19 Maggio 2022 di Stefano Olivari

Si è in questi giorni parlato molto dell’uccisione del commissario Luigi Calabresi, esattamente mezzo secolo fa, il 17 maggio 1972, da parte di alcuni membri Lotta Continua: Leonardo Marino e Ovidio Bompressi gli esecutori materiali, Adriano Sofri e Giorgio Pietrostefani i mandanti. Queste le sentenze definitive, che però non rendono l’idea del clima di intimidazione, giustificato da molti intellettuali, in cui Calabresi e la sua famiglia vivevano dalla morte di Giuseppe Pinelli, avvenuta due anni e mezzo prima in seguito ad una caduta mentre si trovava nell’ufficio di Calabresi in Questura a Milano, in via Fatebenefratelli.

La tesi della Questura, quella del suicidio del ferroviere, interrogato in seguito alla bomba in Piazza Fontana (la pista anarchica era un grande classico di quegli anni, quasi sempre infondato), buttandosi dalla finestra dell’ufficio di Calabresi, è stata più volte smentita dalla magistratura: sull’argomento sono stati scritti tanti libri, anche non mainstream, (Pinelli – La finestra è ancora aperta quello secondo noi più interessantelo abbiamo addirittura letto. L’inchiesta fu condotta da Gerardo D’Ambrosio e, pur escludendo il suicidio, certificò l’assenza di Calabresi dall’ufficio e con un’acrobazia linguistica (il leggendario ‘malore attivo’) escluse anche l’omicidio.

I testi per farsi un’opinione non mancano, ma certo è che Pinelli volò dalla finestra di quell’ufficio, dove lo tenevano in stato di fermo in maniera illegale visto che dopo 48 ore il pubblico ministero avrebbe dovuto annullare o confermare il provvedimento. Comunque non vogliamo ripercorrere tutta la storia, ma sottolineare ancora una volta l’assurdità della cosiddetta memoria condivisa, quella che ad esempio accomuna tutti i morti degli anni di piombo, e che in questo caso sfruttando la grande qualità umana delle vedove Pinelli e Calabresi punta a trasformare questi fatti in una fiction da Rai 1. Ma Calabresi, che secondo ogni indagine davvero non aveva responsabilità dirette, non può in ogni caso essere messo sullo stesso piano di Pinelli. L’ufficio era il suo, il più alto in grado era lui. Così come a maggior ragione Sofri e gli altri di Lotta Continua non possono impartire le lezioni di vita che impartiscono da mezzo secolo su tutti i media: loro sono gli assassini, Calabresi la vittima.

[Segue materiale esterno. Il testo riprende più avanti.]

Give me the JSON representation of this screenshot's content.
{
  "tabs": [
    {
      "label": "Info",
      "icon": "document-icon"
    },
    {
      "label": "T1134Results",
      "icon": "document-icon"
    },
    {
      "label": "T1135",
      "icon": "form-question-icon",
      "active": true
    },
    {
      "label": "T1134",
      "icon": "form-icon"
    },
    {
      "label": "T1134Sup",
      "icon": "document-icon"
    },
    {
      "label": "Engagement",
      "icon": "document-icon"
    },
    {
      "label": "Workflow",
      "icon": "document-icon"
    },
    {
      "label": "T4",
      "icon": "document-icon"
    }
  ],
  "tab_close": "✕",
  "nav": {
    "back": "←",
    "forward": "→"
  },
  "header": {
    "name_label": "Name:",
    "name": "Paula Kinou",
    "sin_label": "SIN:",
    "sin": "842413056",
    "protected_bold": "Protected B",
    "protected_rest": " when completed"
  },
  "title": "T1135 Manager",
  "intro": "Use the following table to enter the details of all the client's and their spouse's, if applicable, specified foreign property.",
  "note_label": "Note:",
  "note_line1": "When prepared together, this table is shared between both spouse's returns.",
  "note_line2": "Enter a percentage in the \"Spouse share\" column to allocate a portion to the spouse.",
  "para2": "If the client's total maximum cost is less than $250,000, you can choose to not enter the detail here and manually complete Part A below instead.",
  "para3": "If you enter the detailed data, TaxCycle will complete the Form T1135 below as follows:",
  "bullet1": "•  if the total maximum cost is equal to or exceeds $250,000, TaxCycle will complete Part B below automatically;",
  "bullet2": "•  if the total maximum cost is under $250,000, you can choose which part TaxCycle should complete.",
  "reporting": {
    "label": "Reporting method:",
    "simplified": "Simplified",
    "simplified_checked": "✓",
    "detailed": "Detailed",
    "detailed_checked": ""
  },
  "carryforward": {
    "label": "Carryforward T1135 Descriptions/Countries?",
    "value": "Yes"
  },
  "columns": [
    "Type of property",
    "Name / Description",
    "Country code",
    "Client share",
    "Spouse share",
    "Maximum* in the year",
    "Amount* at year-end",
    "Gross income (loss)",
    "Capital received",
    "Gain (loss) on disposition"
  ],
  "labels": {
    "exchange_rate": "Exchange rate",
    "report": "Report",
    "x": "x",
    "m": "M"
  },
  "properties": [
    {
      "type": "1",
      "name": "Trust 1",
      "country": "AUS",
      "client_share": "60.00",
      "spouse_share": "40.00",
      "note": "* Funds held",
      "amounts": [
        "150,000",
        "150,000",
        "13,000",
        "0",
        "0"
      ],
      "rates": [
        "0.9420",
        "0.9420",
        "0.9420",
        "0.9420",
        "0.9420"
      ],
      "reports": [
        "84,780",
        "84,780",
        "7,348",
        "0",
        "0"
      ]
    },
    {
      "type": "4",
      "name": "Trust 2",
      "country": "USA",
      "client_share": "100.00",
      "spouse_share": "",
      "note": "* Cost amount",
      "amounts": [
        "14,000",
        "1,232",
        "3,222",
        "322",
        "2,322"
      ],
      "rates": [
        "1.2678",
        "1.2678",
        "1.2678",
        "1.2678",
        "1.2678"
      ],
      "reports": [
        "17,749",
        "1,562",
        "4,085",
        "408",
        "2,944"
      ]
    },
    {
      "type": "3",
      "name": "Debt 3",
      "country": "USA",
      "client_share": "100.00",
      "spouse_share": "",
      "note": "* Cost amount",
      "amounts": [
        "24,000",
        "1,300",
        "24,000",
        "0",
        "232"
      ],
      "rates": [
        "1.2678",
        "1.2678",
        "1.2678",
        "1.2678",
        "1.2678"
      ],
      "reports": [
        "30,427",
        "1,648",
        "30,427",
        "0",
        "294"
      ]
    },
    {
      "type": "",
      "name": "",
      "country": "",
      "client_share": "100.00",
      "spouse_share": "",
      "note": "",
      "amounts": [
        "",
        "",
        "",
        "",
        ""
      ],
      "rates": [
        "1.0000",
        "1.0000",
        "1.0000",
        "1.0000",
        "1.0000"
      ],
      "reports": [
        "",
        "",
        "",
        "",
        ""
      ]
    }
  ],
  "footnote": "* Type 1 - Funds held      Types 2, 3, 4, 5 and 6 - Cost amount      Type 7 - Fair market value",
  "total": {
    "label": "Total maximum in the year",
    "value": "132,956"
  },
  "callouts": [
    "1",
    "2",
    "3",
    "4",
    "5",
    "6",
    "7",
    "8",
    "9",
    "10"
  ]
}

Il cippo commemorativo di Luigi Calabresi si trova in via Cherubini, a 200 metri da casa nostra, davanti a una pokeria che ci indica ancora meglio del seminascosto cippo che mezzo secolo è davvero passato. Molto meglio l’Italia di oggi, anche se è logico che qualche vecchio rimpianga gli ardori giovanili.